Dan's Winds of War: 2003-07-17

by Dan Darling at July 17, 2003 12:05 PM

Welcome! Our goal is to give you one power-packed briefing of insights, news and trends from the global War on Terror that leaves you stimulated, informed, and occasionally amused every Monday & Thursday. Today's "Winds of War" is brought to you by Dan Darling of Regnum Crucis.

TOP TOPICS

  • Earlier this week, Reuters ran a story that was apparently designed to debunk an audiotape claiming to be from al-Qaeda's Fallujah branch. Their experts were less than satisfactory in my own opinion, so I set about analyzing their claims myself.

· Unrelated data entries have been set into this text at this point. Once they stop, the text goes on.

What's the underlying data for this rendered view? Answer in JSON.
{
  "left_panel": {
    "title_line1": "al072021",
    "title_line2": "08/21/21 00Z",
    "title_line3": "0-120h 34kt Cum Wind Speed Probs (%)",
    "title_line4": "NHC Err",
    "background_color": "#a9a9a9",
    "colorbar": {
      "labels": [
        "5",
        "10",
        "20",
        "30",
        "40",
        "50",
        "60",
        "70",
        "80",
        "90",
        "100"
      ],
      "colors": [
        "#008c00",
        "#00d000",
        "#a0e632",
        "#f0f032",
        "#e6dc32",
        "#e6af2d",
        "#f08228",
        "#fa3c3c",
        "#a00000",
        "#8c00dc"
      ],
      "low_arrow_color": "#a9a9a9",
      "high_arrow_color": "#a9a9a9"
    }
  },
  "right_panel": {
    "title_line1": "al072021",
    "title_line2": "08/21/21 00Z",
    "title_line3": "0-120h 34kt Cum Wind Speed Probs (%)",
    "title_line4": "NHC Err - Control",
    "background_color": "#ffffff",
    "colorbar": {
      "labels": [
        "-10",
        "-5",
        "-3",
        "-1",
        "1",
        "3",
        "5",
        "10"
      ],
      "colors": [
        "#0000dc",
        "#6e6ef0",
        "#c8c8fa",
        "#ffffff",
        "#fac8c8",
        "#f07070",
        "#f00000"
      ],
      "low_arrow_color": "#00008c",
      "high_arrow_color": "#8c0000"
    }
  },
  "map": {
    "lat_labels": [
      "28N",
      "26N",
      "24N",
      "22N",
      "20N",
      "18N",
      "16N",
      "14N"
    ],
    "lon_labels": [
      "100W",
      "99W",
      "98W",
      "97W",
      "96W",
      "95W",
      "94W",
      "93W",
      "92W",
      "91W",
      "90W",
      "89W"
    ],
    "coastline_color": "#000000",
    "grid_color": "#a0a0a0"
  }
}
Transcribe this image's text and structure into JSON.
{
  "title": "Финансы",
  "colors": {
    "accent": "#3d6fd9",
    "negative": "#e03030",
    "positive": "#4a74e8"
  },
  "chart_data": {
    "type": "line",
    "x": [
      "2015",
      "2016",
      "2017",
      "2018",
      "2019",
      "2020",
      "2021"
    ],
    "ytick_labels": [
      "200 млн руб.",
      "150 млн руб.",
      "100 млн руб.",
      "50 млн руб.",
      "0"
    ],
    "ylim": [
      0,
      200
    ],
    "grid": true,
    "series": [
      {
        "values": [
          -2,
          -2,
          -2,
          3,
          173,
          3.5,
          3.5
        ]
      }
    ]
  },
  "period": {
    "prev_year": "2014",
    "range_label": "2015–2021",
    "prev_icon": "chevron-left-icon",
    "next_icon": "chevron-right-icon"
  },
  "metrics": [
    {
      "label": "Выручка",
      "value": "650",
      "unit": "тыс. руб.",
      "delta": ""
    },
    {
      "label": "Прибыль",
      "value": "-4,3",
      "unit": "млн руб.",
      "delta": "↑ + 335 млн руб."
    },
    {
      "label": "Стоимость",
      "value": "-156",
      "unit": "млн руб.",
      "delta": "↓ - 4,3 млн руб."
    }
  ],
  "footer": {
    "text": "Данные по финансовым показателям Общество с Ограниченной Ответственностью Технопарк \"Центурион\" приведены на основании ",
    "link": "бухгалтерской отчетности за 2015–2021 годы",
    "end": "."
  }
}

Other Topics Today Include: Iran, Iraq, and North Korea updates; a coup in Sao Tome; killings in Liberia; a bin Laden aide turned over to the US; al-Ghozi's great escape; thwarted attacks in Indonesia; a Chechnya update; Graham's numbers; a claim of responsibility in the Quetta attack; and a killer kangaroo.

IRAN REPORTS

  • Qazi Hussein Ahmed, the head of Pakistan's pro-Taliban Jamaat-e-Islami party, is calling on Pakistan to back Iran against the US, apparently quite oblivious to Iran's growing ties with India. Qazi is a key ideologue within the Pakistani Islamist movement (type his name into Google or Rantburg's search engine and see what comes up) and is about as fundamental as an Islamic fundamentalist gets. Just remember this the next time you hear that Shi'ite and Sunni terrorists would never cooperate because of ideological differences.

IRAQ BRIEFING

  • Robert over at Alphabet City notes that yet another Iraqi resistance group has emerged (guess we'll have to add that one to the pile), and correctly notes that the Democrats' criticism of the Bush administration over the Niger flap has likely emboldened the Iraqi insurgents and their foreign backers.
  • There's an interesting article in the Kurdistan Observer noting the spread of Saudi missionary programs in Iraq and why the US isn't happy with it.
  • Vincent Cannistraro, a counter-terrorism expert who has been quoted in both ABC News and Washington Post as being somewhat reserved about the possibility of a link between al-Qaeda and Iraq, apparently had no such questions after the bombing of the U.S.S. Cole.
  • The head of the US team charged with finding Iraq's weapons of mass destruction seems to be making quite a bit of progress in the hunt for WMDs. This is actually an area of concern for me, as the question has never been whether they were there or not as it is where are now.
  • You'd never know it from watching most news reports, but US troops seem to be doing rather well among Iraqi Kurds and Christians in terms of public relations.

NORTH KOREA UPDATE

THE WIDER WAR

  • Alphabet City also has a nice analysis of the Virginia-based Lashkar-e-Taiba cell here and here. I would add that among the Lashkar-e-Taiba's various antics in Indian Kashmir, they also hosted Abu Zubaydah in Pakistan after the Taliban's defeat in Afghanistan.
  • There was a military coup in Sao Tome and have dissolved the state bodies, all this while President Menezes was visiting Nigeria. Despite its size, Sao Tome has access to significant oil reserves and is in a region of the world that could easily be used as a base for al-Qaeda, especially given the increasingly radicalized Muslim population in northern Nigeria.
  • Indonesia has thwarted a second major attack by Jemaah Islamiyyah and captured Pranata Yuda, a key leader within the organization who, according to the Jakarta Post via Rantburg, ran a terrorist training camp in the southern Philippines. Also captured was Ichwanudin, who apparently "committed suicide" while in police custody.
  • Speaking of numbers, Florida Senator Bob Graham recently let it slip that there are between 70,000 and 120,000 al-Qaeda operatives which, while it sounds hopelessly large to most individuals, is actually pretty consistent with what Rohan Gunaratna wrote in Inside Al-Qaeda (though Gunaratna has evidently refuted one of the key points of his own book, namely that the 9/11 attacks were originally planned for September 9). Unfortunately, Graham neglected to mention the important clarification that an awful lot of these terrorists are now dead on the battlefields of Somalia, Algeria, Kosovo, Bosnia, Chechnya, Azerbaijan, Uzbekistan, Kashmir, Afghanistan, the southern Philippines, etc.
  • The Pakistani militant group Lashkar-e-Jhangvi has claimed responsibility for the suicide bombing of a Shi'ite mosque in Quetta that killed fifty.
  • We try to close on a lighter note if possible. And it would seem that contrary to anything you may have heard, Australians do indeed lead very interesting and eventful lives. Crikey! 'Ware those killer 'roos!